If predictability matters for your workflow, route your prompts through the API's fallbacks parameter rather than a default chat interface, so you can see which model actually answered instead of guessing from writing style.

We test our own long-running Fable 5 prompts this way, mostly because the first time a session quietly answered from Opus 4.8 instead, we spent twenty minutes debugging code that was never the problem. Checking the model field first would have saved that time.

Known Friction Points to Plan Around

Cost, token burn, and occasional false-positive refusals are the three complaints that show up most often from developers who've actually run real projects on Fable 5, not just benchmarked it.

Cost is the most concrete one. Fable 5 runs at $10 per million input tokens and $50 per million output tokens (Claude Platform pricing docs), double Opus 4.8's standard rate, and pricing at that scale adds up fast on a multi-hour agentic session that's calling sub-agents and re-reading context repeatedly. One developer summed up the practical effect on Hacker News after Fable 5's July 7 shift to pay-as-you-go billing: a single long session can burn through an entire rate-limited usage window before the task finishes.
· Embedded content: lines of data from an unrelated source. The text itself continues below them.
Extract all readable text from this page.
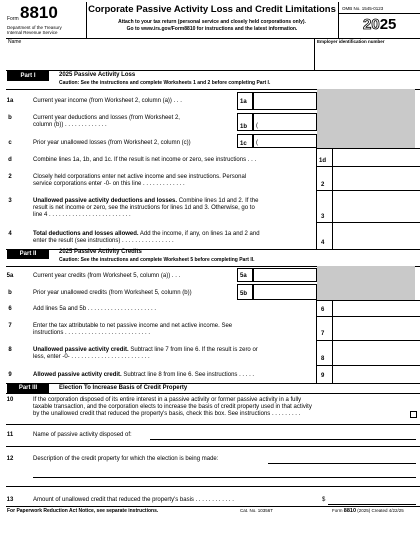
Form 8810
Department of the Treasury
Internal Revenue Service
Corporate Passive Activity Loss and Credit Limitations
Attach to your tax return (personal service and closely held corporations only).
Go to www.irs.gov/Form8810 for instructions and the latest information.
OMB No. 1545-0123
2025
Name	Employer identification number
Part I	2025 Passive Activity Loss
Caution: See the instructions and complete Worksheets 1 and 2 before completing Part I.
1a	Current year income (from Worksheet 2, column (a)) . . .	1a
b	Current year deductions and losses (from Worksheet 2,
column (b)) . . . . . . . . . . . . .	1b (
c	Prior year unallowed losses (from Worksheet 2, column (c))	1c (
d	Combine lines 1a, 1b, and 1c. If the result is net income or zero, see instructions . . .	1d
2	Closely held corporations enter net active income and see instructions. Personal
service corporations enter -0- on this line . . . . . . . . . . . . .	2
3	Unallowed passive activity deductions and losses. Combine lines 1d and 2. If the
result is net income or zero, see the instructions for lines 1d and 3. Otherwise, go to
line 4 . . . . . . . . . . . . . . . . . . . . . . . . .	3
4	Total deductions and losses allowed. Add the income, if any, on lines 1a and 2 and
enter the result (see instructions) . . . . . . . . . . . . . . . .	4
Part II	2025 Passive Activity Credits
Caution: See the instructions and complete Worksheet 5 before completing Part II.
5a	Current year credits (from Worksheet 5, column (a)) . . .	5a
b	Prior year unallowed credits (from Worksheet 5, column (b))	5b
6	Add lines 5a and 5b . . . . . . . . . . . . . . . . . . . . .	6
7	Enter the tax attributable to net passive income and net active income. See
instructions . . . . . . . . . . . . . . . . . . . . . . . . . .	7
8	Unallowed passive activity credit. Subtract line 7 from line 6. If the result is zero or
less, enter -0- . . . . . . . . . . . . . . . . . . . . . . . .	8
9	Allowed passive activity credit. Subtract line 8 from line 6. See instructions . . . . .	9
Part III	Election To Increase Basis of Credit Property
10	If the corporation disposed of its entire interest in a passive activity or former passive activity in a fully
taxable transaction, and the corporation elects to increase the basis of credit property used in that activity
by the unallowed credit that reduced the property's basis, check this box. See instructions . . . . . . . . .
11	Name of passive activity disposed of:
12	Description of the credit property for which the election is being made:
13	Amount of unallowed credit that reduced the property's basis . . . . . . . . . . . .	$
For Paperwork Reduction Act Notice, see separate instructions.	Cat. No. 10356T	Form 8810 (2025) Created 4/22/25
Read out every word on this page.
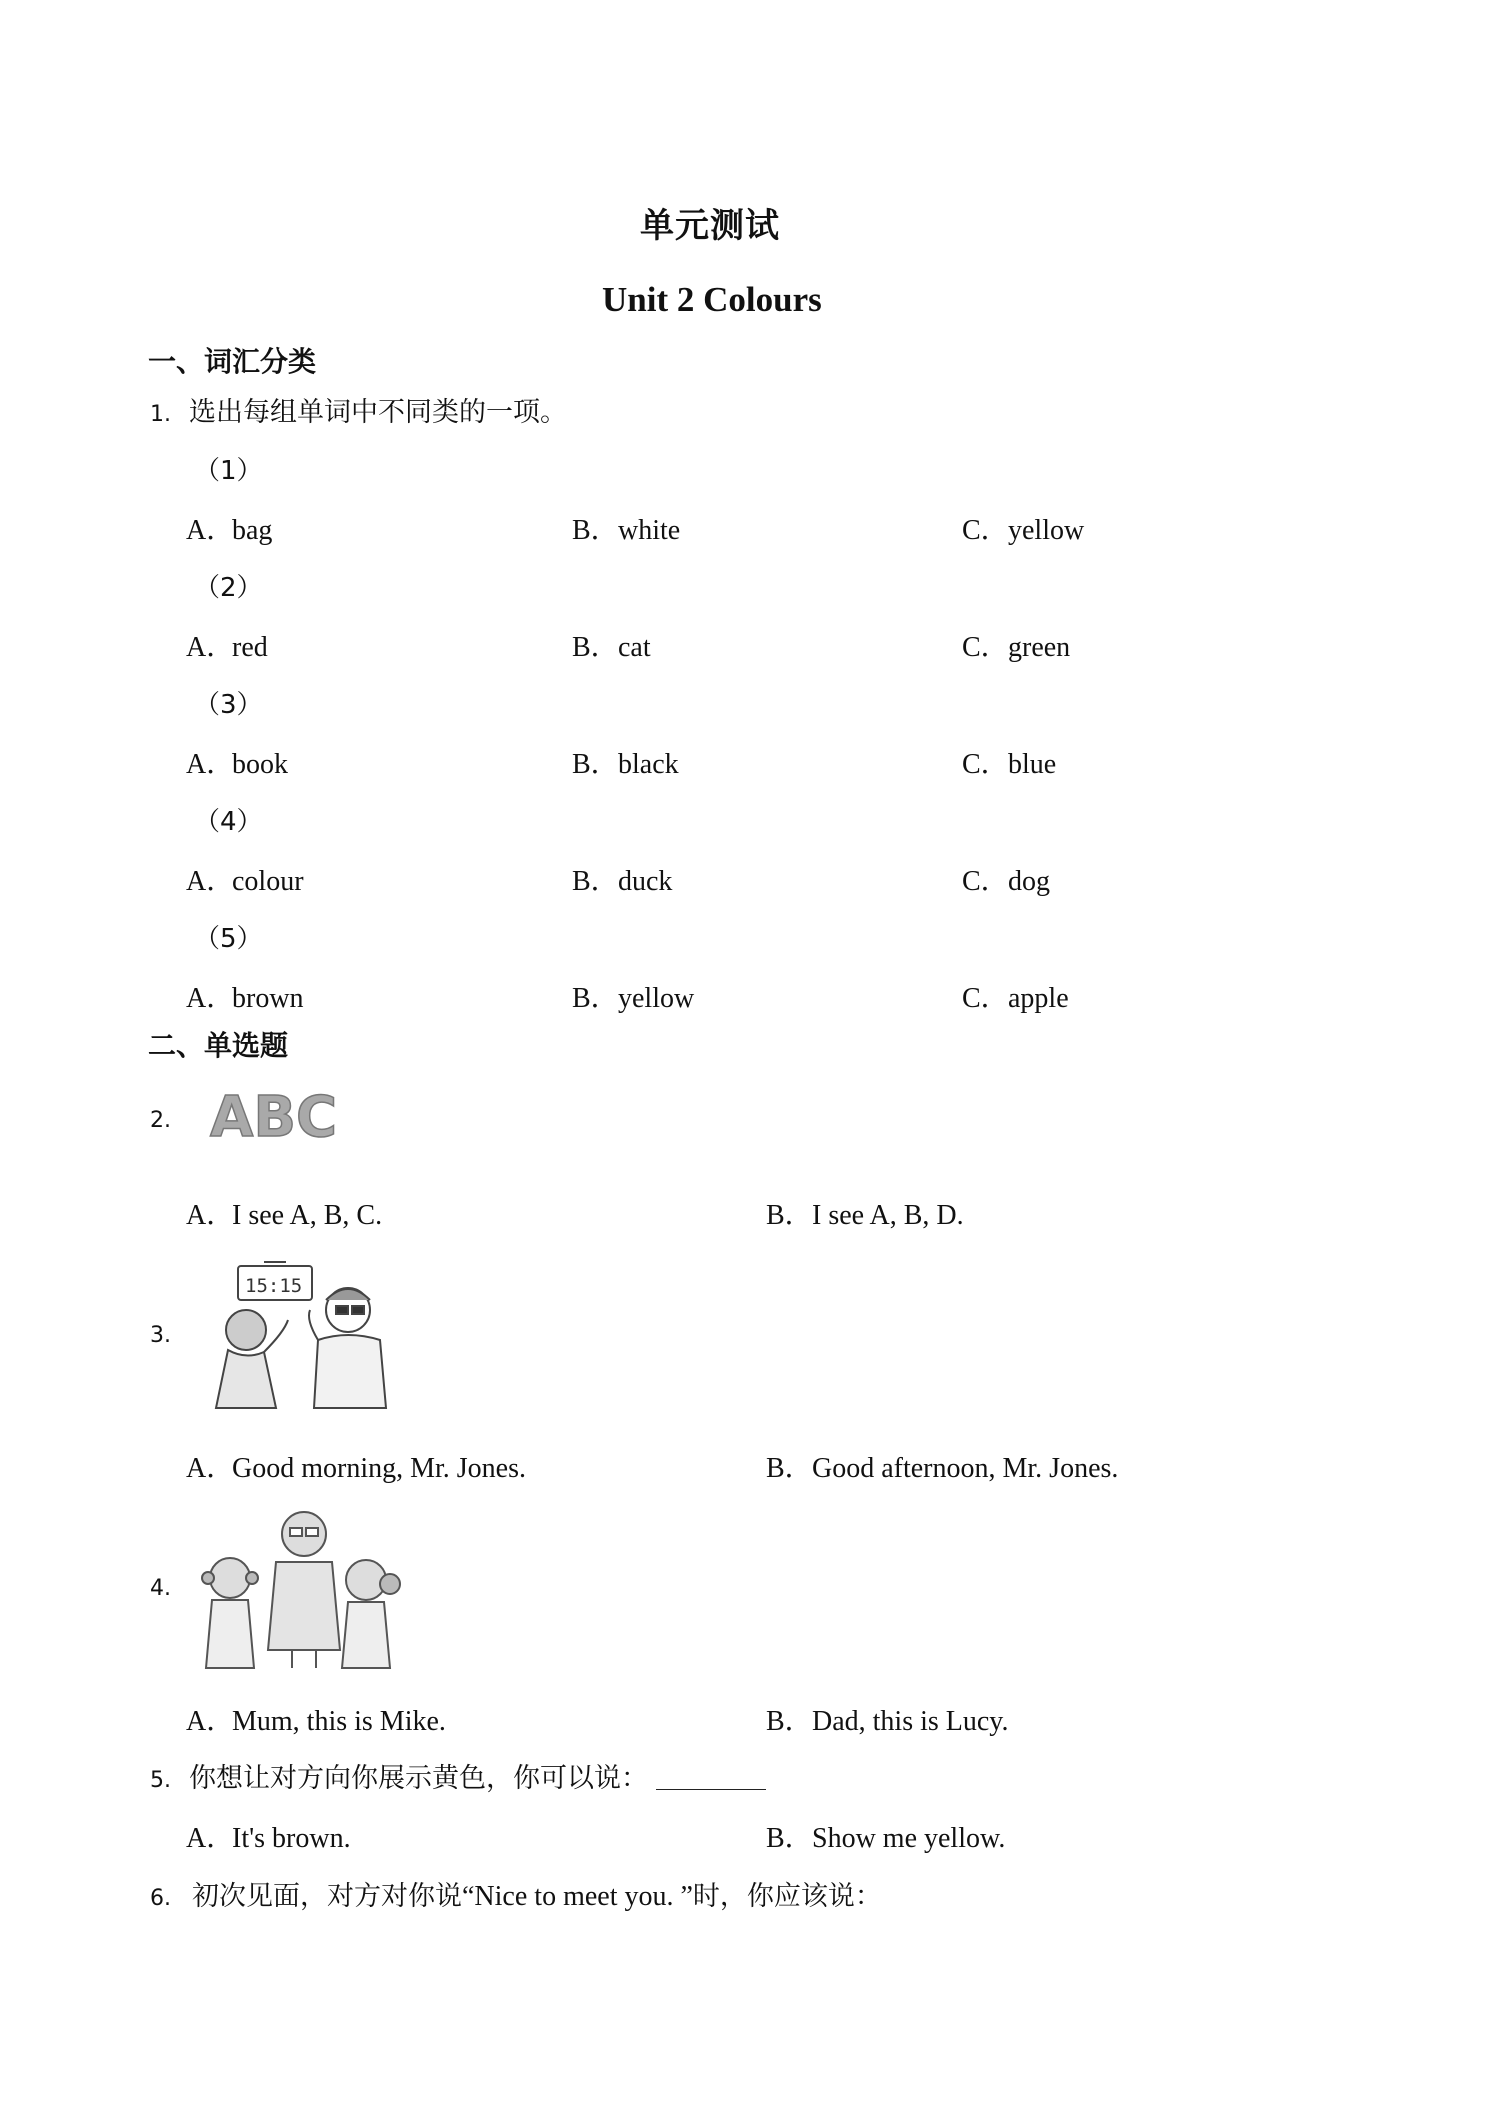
单元测试
Unit 2 Colours
一、词汇分类
1. 选出每组单词中不同类的一项。
（1）
A．bag	B．white	C．yellow
（2）
A．red	B．cat	C．green
（3）
A．book	B．black	C．blue
（4）
A．colour	B．duck	C．dog
（5）
A．brown	B．yellow	C．apple
二、单选题
2. ABC
A．I see A, B, C.	B．I see A, B, D.
3.
15:15
A．Good morning, Mr. Jones.	B．Good afternoon, Mr. Jones.
4.
A．Mum, this is Mike.	B．Dad, this is Lucy.
5. 你想让对方向你展示黄色，你可以说：
A．It's brown.	B．Show me yellow.
6. 初次见面，对方对你说“Nice to meet you. ”时，你应该说：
Token burn compounds that cost problem specifically on long agentic runs, since every sub-agent call and every self-check cycle consumes context on top of the core task. That's the tradeoff for the autonomy: the same planning and verification loop that makes Fable 5 good at long tasks is also what makes it expensive on them.
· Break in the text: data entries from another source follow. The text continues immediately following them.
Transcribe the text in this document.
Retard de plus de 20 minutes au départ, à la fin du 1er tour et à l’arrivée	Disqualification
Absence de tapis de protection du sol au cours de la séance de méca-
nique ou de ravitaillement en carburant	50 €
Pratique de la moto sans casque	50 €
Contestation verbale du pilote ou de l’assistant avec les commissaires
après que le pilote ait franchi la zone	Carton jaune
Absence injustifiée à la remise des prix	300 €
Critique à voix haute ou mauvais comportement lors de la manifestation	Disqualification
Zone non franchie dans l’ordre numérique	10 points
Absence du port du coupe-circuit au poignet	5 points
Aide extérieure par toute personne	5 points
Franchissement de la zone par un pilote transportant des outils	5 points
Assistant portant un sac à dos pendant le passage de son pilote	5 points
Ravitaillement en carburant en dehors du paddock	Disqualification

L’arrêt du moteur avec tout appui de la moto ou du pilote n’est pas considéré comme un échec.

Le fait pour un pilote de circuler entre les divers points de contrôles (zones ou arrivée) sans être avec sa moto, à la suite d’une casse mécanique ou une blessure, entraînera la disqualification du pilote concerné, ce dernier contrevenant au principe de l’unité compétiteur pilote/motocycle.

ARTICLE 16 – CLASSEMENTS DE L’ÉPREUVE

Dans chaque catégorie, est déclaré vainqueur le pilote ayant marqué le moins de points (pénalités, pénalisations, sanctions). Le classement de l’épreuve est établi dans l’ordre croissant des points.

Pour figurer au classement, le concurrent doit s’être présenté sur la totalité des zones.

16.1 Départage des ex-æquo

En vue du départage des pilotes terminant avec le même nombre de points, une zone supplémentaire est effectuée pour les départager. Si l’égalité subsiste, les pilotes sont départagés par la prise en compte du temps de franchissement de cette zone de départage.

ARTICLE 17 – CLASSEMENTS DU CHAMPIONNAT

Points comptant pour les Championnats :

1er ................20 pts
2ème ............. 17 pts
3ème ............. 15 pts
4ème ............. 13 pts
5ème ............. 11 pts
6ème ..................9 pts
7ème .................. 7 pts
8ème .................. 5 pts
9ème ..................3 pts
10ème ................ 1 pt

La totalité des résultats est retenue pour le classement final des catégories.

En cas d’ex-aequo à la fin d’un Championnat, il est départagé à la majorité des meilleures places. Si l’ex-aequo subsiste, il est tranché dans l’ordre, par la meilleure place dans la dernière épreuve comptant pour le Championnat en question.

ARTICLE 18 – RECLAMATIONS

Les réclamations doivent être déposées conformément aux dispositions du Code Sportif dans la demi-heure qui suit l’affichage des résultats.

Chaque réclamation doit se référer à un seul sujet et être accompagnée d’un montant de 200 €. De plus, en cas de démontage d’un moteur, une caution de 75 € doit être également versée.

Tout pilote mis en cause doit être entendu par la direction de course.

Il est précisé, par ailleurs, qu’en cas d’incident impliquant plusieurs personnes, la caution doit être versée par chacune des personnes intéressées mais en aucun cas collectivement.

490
False-positive refusals are the third friction point, and they land hardest on developers doing legitimate security or biotech-adjacent coding work. A safety classifier tuned to catch genuinely harmful requests will also occasionally flag benign ones that merely look similar, and when that happens mid-task, it interrupts an otherwise-working agentic session rather than just declining a single question.

None of these are reasons to avoid Fable 5 outright. They're reasons to scope your task first: reserve it for jobs where the long-horizon capability is worth the cost and the occasional refusal, and route quick or routine work elsewhere.


Last updated July 5, 2026.

FAQ

Common questions

  • You use Claude Fable 5 by selecting it in Claude.ai (Pro, Max, Team, or Enterprise), calling it by model name through the Anthropic API, or running it inside Claude Code with the /model command. It performs best on long, multi-step agentic tasks and vision-heavy work rather than quick one-off questions.

  • Claude Fable 5 is best for long-running agentic coding tasks, delegating work to sub-agents, and vision-heavy jobs like rebuilding an app's code from screenshots or pulling exact numbers out of scientific figures. It is not a meaningful upgrade for quick chat-style questions, where Claude Opus 4.8 performs almost as well for half the cost.

  • Yes. Update the Claude Code CLI to version 2.1.17 or later, then run the /model command and select Fable from the list. Claude Code is the most common way developers run Fable 5's long agentic sessions, since it can spawn and manage sub-agents directly.